# first decent flathead of the year



## flathunter (Apr 5, 2004)

Soory about the bad pic but my buddy roger decided to roll the fish in the sand first LOL

Scioto river and was caught on cut shad 25-lbs


----------



## monsterKAT11 (Jun 20, 2004)

it was nice getting out with you jack


----------



## Salmonid (Apr 14, 2004)

Way to go Jack, thats a nice fish! Me and Pendogg were out for a little while last night with not much action, I think the dropping barometer and cool wind didnt help.

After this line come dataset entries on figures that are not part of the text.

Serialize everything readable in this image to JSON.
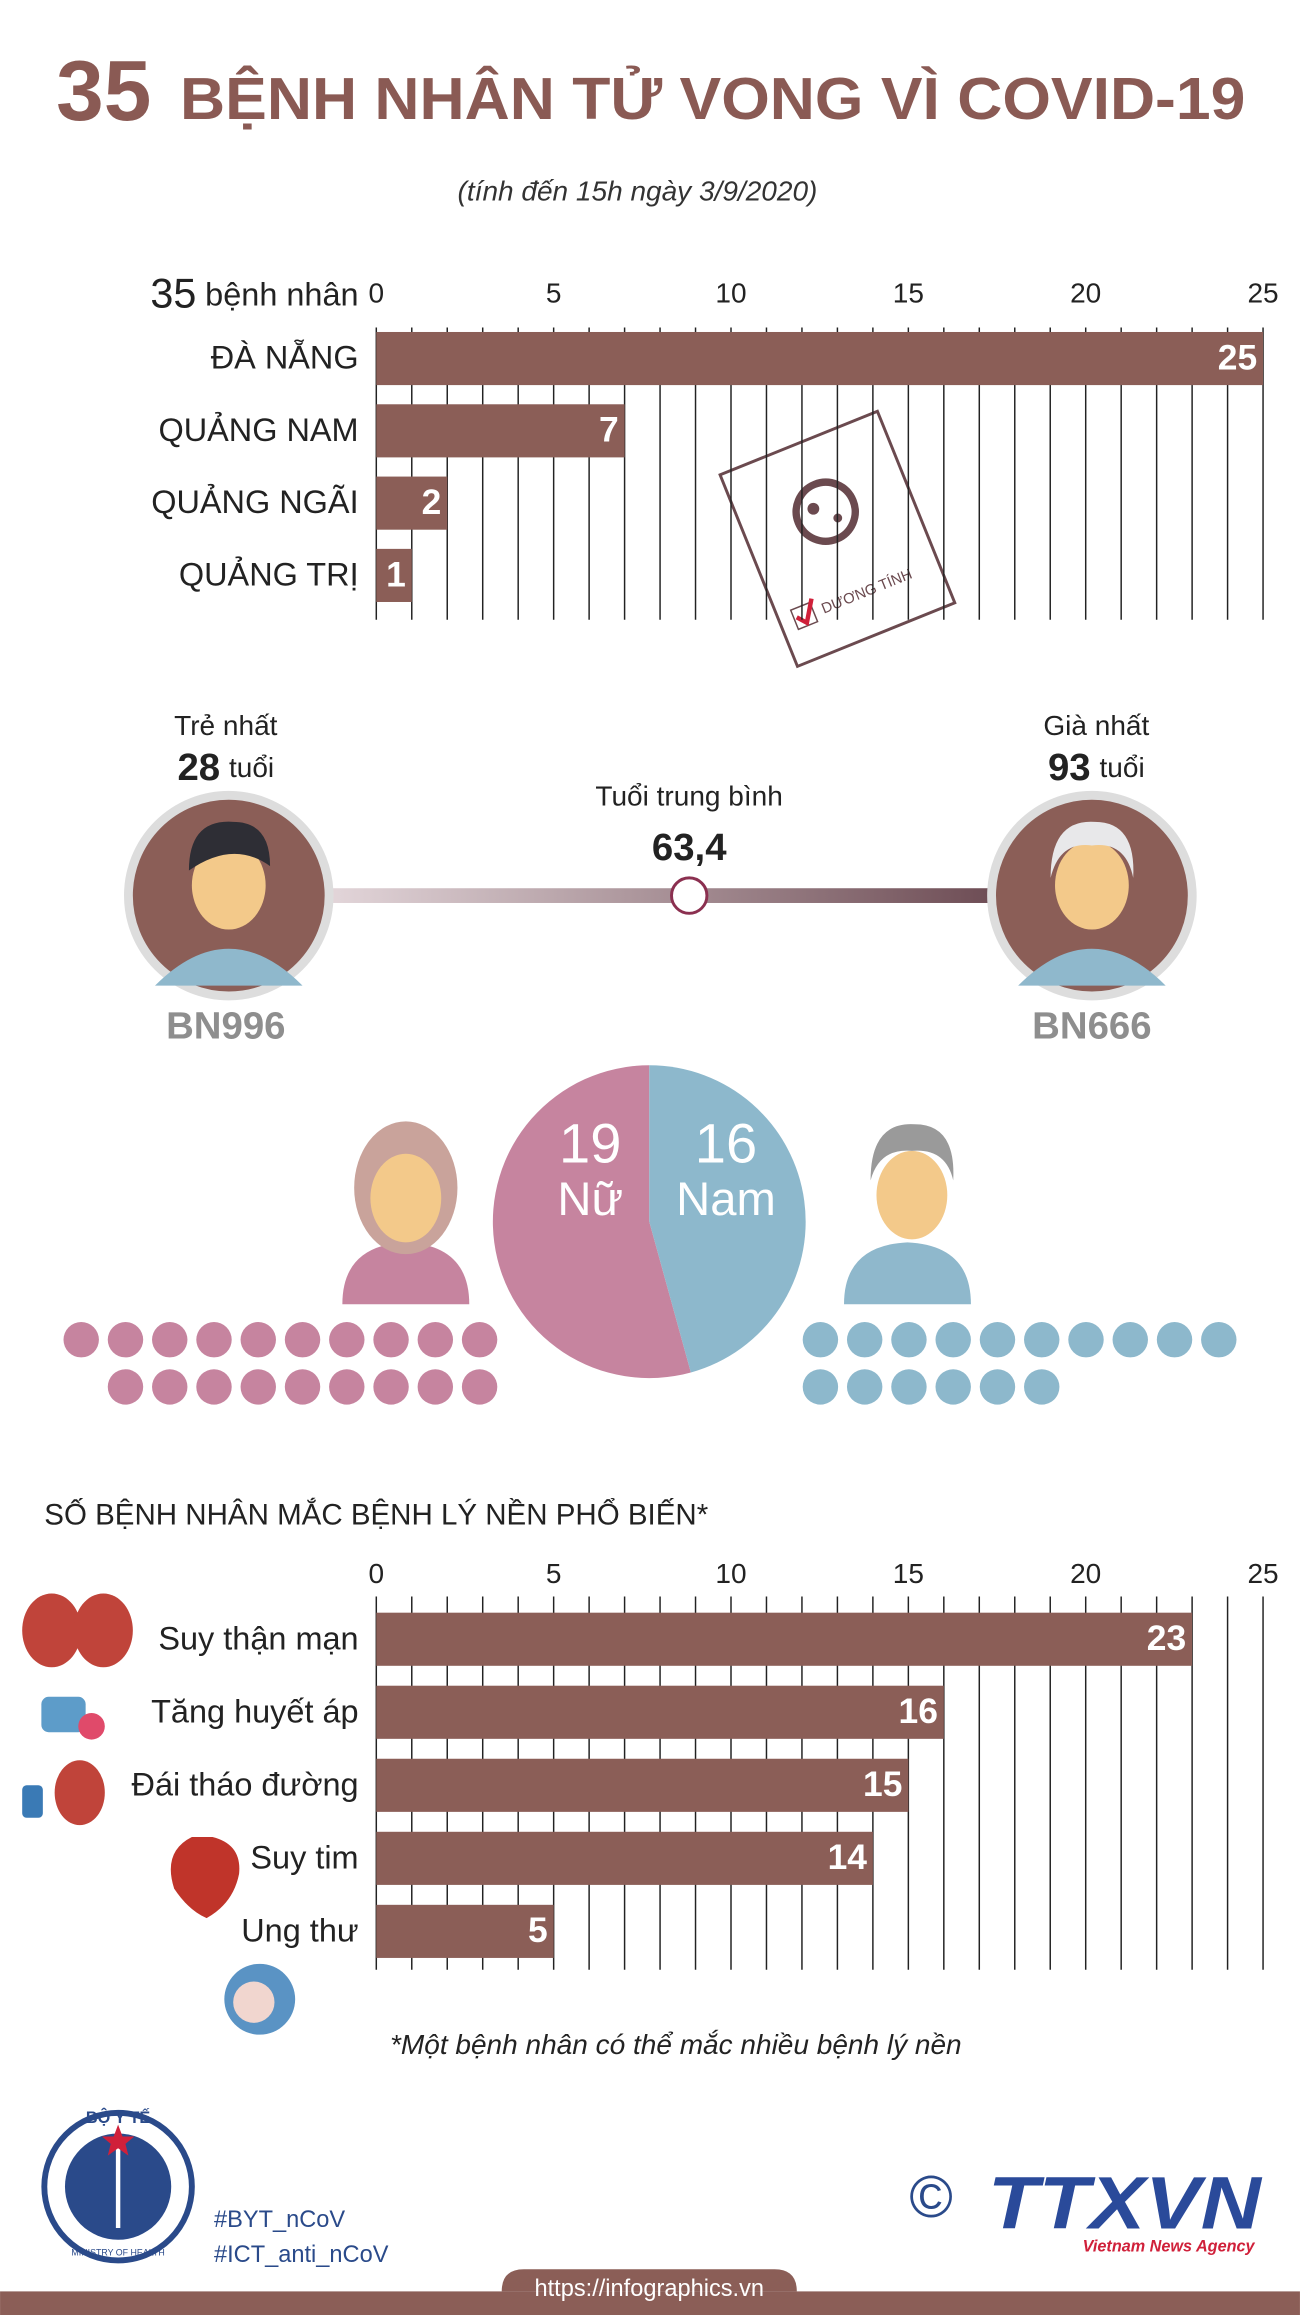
{
  "header": {
    "title_number": 35,
    "title": "BỆNH NHÂN TỬ VONG VÌ COVID-19",
    "subtitle": "(tính đến 15h ngày 3/9/2020)"
  },
  "chart_data": [
    {
      "type": "bar",
      "total": 35,
      "title": "bệnh nhân",
      "categories": [
        "ĐÀ NẴNG",
        "QUẢNG NAM",
        "QUẢNG NGÃI",
        "QUẢNG TRỊ"
      ],
      "values": [
        25,
        7,
        2,
        1
      ],
      "color": "#8b5e57",
      "xlim": [
        0,
        25
      ],
      "xticks": [
        0,
        5,
        10,
        15,
        20,
        25
      ],
      "grid": true,
      "annotation": "DƯƠNG TÍNH"
    },
    {
      "type": "pie",
      "categories": [
        "Nữ",
        "Nam"
      ],
      "values": [
        19,
        16
      ],
      "colors": [
        "#c6849f",
        "#8db8cc"
      ]
    },
    {
      "type": "bar",
      "title": "SỐ BỆNH NHÂN MẮC BỆNH LÝ NỀN PHỔ BIẾN*",
      "categories": [
        "Suy thận mạn",
        "Tăng huyết áp",
        "Đái tháo đường",
        "Suy tim",
        "Ung thư"
      ],
      "values": [
        23,
        16,
        15,
        14,
        5
      ],
      "color": "#8b5e57",
      "xlim": [
        0,
        25
      ],
      "xticks": [
        0,
        5,
        10,
        15,
        20,
        25
      ],
      "grid": true,
      "note": "*Một bệnh nhân có thể mắc nhiều bệnh lý nền"
    }
  ],
  "age": {
    "youngest": {
      "label": "Trẻ nhất",
      "value": 28,
      "unit": "tuổi",
      "patient": "BN996"
    },
    "oldest": {
      "label": "Già nhất",
      "value": 93,
      "unit": "tuổi",
      "patient": "BN666"
    },
    "average": {
      "label": "Tuổi trung bình",
      "value": {
        "value": 63.4,
        "label": "63,4"
      }
    }
  },
  "footer": {
    "logo_text": "BỘ Y TẾ",
    "logo_sub": "MINISTRY OF HEALTH",
    "hashtags": [
      "#BYT_nCoV",
      "#ICT_anti_nCoV"
    ],
    "copyright": "©",
    "agency": "TTXVN",
    "agency_sub": "Vietnam News Agency",
    "url": "https://infographics.vn"
  }
}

So Jack, where ya been??

Salmonid


----------



## firecat (Apr 7, 2004)

Nice fish Jack


----------



## ducky152000 (Jul 20, 2005)

nice fish, congrats


----------



## katfish (Apr 7, 2004)

Nice flathead Jack.
You beat me to them every year.

I think you better get rid of that tapeworm before you blow away.
Every picture of you looks like you lost more and more weight.


----------



## jtyler (Mar 10, 2010)

how you fishing in the scioto?? you fish on the bottom or you trolling?? Thanks


----------



## ohio catfish (May 2, 2010)

good one.way to go


----------



## Fisherman 3234 (Sep 8, 2008)

Congratulations Flathunter, way to go!


----------



## shadpocket (Jan 18, 2010)

Nice fish to start the year off with,,,,,what did ya catch'em on ?


----------



## catmanbennie (Jan 15, 2010)

Lol.....Nice looking shovel flathunter..!!


----------



## tcba1987 (Jun 22, 2004)

Nice Fish Jack !!! 

I havent caught MY FIRST of the year yet............but a buddy of mine from the TCBA landed a fat 26-1 the other night !!!


----------